Another far-reaching scientific legacy of the moon rocks gathered by the Apollo astronauts is how scientists used them to calibrate a technique of using craters to determine the ages of places in the solar system.
The concept is simple. Over time, impacts of asteroids, big and small, pocked the surface of the moon and elsewhere. But a layer of ice or lava can erase the craters and reset the clock. Thus, a heavily cratered surface is older than a smooth one. But while planetary scientists could see which places were older and which were younger, they did not know exactly how old any of them were.
With the dating of the rocks taken from Apollo 11’s landing site, scientists then knew the age of that patch of the lunar surface. Rocks from the other five Apollo landings set the ages of those corresponding regions, which then correlated with the different numbers of craters in each place.

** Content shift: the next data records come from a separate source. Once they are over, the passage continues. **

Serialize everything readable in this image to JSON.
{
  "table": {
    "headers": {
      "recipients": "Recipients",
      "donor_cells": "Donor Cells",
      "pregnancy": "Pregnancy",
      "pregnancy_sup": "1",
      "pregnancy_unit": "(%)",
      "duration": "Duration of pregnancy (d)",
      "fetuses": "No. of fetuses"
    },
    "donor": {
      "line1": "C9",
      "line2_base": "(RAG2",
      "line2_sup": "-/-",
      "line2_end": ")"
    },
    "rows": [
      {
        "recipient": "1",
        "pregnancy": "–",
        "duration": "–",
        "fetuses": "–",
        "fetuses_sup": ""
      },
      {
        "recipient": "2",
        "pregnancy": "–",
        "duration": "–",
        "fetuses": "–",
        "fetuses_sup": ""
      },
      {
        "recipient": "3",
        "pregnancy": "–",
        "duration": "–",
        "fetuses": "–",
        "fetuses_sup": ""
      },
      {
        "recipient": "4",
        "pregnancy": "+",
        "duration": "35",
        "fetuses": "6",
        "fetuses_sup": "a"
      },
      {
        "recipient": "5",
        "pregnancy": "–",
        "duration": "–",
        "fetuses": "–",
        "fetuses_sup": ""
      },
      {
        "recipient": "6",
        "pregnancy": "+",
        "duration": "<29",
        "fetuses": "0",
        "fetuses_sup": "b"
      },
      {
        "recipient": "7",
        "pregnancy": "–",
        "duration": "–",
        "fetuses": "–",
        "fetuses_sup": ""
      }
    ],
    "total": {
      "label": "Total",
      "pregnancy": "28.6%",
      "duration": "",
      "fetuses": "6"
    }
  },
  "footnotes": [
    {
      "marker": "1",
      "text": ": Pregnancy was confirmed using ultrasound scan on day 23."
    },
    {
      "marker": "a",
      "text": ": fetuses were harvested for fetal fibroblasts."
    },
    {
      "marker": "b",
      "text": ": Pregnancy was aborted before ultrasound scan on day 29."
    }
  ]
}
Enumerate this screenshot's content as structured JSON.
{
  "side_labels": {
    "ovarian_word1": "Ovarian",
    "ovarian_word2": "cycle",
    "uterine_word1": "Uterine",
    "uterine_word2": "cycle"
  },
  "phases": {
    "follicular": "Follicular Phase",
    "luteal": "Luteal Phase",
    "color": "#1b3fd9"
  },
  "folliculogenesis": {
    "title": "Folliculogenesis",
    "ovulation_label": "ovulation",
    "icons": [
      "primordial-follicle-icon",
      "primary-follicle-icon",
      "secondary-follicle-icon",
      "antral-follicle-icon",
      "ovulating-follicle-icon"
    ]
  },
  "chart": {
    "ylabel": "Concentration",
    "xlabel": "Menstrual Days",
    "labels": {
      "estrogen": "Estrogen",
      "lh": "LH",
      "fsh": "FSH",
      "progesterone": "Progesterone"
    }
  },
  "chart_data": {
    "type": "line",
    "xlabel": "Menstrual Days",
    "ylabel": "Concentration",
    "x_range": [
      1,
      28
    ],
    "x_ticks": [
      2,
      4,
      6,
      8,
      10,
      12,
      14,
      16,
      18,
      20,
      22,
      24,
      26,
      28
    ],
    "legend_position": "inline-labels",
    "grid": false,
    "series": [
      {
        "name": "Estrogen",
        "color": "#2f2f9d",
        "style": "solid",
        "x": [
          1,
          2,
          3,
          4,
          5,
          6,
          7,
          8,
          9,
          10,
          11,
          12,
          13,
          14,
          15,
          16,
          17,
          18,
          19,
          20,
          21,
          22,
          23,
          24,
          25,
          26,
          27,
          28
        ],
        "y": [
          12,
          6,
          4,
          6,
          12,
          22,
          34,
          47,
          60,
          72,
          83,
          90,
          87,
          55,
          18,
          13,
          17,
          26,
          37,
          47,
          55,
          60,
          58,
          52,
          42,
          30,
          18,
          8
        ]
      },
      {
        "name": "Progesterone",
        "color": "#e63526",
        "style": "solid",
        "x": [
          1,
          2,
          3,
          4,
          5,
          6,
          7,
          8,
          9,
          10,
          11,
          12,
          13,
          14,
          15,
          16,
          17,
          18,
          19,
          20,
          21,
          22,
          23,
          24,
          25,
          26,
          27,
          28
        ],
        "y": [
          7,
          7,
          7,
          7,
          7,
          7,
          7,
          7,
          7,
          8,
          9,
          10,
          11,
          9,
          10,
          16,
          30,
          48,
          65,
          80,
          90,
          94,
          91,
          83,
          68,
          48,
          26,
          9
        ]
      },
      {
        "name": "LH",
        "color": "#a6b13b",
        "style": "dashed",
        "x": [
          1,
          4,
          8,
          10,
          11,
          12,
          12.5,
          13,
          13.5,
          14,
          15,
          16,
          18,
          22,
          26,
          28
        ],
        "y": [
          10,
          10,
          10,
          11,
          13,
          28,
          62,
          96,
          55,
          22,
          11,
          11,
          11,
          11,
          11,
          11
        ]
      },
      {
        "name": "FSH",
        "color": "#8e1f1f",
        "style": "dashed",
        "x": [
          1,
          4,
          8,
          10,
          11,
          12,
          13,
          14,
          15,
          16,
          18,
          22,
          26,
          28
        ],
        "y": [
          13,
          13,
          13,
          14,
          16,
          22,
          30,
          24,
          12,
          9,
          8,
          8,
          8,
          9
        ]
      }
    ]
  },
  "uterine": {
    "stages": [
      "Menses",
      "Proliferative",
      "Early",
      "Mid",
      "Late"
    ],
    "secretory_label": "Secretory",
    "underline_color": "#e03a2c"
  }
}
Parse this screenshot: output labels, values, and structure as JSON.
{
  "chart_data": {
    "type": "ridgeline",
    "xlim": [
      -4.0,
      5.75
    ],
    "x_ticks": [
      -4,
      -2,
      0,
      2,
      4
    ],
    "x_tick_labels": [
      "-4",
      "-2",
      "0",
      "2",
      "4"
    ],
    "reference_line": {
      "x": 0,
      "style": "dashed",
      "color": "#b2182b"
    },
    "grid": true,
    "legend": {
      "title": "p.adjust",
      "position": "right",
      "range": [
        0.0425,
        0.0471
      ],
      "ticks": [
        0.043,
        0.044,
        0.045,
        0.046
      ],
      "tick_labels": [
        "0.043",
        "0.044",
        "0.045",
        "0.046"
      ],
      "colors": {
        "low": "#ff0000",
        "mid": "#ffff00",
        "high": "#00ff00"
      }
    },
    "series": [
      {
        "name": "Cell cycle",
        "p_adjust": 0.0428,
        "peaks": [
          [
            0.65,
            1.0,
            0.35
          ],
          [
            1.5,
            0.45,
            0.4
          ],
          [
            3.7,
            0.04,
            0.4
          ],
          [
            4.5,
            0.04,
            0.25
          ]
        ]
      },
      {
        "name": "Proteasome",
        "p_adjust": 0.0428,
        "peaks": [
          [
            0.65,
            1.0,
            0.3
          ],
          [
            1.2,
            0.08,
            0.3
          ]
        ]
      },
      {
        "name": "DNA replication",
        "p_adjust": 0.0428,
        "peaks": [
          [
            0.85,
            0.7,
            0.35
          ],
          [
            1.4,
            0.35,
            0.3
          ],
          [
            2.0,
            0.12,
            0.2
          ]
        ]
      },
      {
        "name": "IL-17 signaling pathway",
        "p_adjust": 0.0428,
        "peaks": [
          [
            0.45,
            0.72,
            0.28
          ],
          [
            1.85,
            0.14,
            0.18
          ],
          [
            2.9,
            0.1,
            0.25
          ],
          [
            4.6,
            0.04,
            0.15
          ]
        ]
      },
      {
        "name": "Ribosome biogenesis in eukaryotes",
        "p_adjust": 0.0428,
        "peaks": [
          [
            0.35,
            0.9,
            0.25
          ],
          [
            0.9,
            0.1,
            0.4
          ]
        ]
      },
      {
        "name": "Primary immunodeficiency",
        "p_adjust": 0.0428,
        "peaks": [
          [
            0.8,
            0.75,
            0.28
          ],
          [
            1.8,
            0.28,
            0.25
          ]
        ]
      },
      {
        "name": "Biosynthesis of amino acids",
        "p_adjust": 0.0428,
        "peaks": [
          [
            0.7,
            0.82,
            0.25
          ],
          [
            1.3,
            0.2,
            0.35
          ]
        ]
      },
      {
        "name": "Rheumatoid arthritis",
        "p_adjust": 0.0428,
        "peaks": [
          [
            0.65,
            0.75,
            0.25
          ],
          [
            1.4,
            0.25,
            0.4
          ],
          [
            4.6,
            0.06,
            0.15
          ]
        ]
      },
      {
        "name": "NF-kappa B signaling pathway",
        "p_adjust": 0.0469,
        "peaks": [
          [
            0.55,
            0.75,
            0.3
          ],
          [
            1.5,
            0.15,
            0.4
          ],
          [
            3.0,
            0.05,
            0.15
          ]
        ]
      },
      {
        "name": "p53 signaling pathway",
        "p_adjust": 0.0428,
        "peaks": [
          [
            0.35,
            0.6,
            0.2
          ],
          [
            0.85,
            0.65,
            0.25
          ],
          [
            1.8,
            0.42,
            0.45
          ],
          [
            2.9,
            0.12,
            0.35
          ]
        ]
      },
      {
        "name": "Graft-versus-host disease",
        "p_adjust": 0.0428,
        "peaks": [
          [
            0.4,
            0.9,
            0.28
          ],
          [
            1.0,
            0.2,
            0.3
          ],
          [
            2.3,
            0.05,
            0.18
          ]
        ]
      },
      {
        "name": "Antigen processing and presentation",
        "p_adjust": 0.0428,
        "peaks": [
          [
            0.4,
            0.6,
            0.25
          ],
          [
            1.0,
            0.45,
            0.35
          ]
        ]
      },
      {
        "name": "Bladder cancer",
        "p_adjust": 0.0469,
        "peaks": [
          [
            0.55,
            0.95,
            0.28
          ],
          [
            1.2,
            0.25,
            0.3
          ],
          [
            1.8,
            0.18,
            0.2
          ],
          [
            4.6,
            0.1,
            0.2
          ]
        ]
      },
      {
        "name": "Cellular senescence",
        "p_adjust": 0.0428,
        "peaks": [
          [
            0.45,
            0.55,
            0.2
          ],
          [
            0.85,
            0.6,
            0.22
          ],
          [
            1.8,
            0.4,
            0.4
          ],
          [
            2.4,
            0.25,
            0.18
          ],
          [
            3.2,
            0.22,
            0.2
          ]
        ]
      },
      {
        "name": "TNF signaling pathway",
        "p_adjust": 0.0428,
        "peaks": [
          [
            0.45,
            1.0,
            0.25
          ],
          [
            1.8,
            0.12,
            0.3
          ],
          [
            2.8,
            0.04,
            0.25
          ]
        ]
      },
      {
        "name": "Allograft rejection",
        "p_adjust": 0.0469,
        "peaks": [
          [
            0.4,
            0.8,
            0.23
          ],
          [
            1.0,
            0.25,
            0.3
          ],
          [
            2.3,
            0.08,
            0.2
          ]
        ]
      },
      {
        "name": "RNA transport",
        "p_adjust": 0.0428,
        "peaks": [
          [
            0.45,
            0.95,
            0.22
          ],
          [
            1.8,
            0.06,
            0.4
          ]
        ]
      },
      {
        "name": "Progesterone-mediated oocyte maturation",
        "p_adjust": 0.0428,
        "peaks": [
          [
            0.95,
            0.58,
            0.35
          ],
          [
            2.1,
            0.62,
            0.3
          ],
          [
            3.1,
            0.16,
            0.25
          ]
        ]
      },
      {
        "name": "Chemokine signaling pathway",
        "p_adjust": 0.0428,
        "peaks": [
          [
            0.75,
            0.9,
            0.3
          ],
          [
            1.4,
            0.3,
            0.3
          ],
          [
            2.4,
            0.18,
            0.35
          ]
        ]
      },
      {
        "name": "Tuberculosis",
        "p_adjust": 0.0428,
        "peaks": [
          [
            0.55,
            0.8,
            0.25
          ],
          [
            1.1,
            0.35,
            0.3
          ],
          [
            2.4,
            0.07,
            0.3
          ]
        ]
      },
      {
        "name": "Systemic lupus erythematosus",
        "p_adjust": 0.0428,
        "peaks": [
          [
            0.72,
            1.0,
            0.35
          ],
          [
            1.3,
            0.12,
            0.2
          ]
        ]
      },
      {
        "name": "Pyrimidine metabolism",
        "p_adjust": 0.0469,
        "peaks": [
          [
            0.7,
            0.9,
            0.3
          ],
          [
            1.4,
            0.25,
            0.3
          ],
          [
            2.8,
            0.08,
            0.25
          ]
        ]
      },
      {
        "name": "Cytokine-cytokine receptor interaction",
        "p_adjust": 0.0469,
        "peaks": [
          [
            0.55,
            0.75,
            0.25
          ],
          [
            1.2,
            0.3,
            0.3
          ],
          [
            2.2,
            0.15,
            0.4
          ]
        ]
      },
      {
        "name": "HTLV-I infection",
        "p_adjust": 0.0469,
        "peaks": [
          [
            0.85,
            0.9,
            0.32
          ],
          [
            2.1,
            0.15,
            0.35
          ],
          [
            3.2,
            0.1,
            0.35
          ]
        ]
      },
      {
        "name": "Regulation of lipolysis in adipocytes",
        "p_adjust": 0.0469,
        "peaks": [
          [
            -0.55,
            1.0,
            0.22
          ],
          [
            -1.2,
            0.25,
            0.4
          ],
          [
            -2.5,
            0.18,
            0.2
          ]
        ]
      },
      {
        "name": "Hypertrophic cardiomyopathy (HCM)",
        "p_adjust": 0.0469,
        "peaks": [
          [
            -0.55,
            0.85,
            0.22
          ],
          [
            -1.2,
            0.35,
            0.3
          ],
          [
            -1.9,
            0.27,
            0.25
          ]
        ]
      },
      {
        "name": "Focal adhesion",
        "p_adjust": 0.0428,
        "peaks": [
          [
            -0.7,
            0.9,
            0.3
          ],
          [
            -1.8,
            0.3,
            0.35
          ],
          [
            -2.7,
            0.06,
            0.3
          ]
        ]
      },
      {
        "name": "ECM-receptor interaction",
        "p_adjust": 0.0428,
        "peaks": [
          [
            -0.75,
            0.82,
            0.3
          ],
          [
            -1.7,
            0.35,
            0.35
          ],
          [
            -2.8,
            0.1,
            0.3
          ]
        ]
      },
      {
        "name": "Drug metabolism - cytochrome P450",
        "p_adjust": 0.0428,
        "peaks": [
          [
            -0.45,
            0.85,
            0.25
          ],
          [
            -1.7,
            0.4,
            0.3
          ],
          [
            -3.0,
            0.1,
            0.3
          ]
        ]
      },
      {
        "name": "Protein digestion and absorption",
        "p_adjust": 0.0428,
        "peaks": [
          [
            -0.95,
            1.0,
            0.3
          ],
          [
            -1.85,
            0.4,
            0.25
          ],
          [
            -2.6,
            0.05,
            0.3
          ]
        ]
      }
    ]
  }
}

The calibrated crater counts are now used to determine ages of bodies throughout the inner solar system.
The dating record still contains a huge two-billion-year gap, from one billion years ago to three billion years ago, because all of the Apollo missions touched down on older swaths of the moon. Scientists have tried to extrapolate the ages of younger regions, but different guesses provide a wide range of age estimates.
“Which is the correct chronology?” David Draper, NASA’s deputy chief scientist, asked. “That part of the curve is unconstrained. We desperately need new samples.”
Dr. Draper is part of a team that has proposed a small robotic mission called the Inner Solar System Chronology, or Isochron, which would grab five ounces of rock from a younger, smoother part of the moon and whisk it back to Earth, where scientists would determine the age of the sample.
Future robotic explorers may one day accomplish much more on the lunar surface than Armstrong could in 1969 with his space-suited hands holding a sampling stick.
But it took the humanity in that test pilot who moonlighted as a field geologist to pause from his collecting and take in the lunar landscape.
“It has a stark beauty all its own,” Armstrong said not long after taking his first steps on the moon. “It’s like much of the high desert of the United States. It’s different, but it’s very pretty out here.”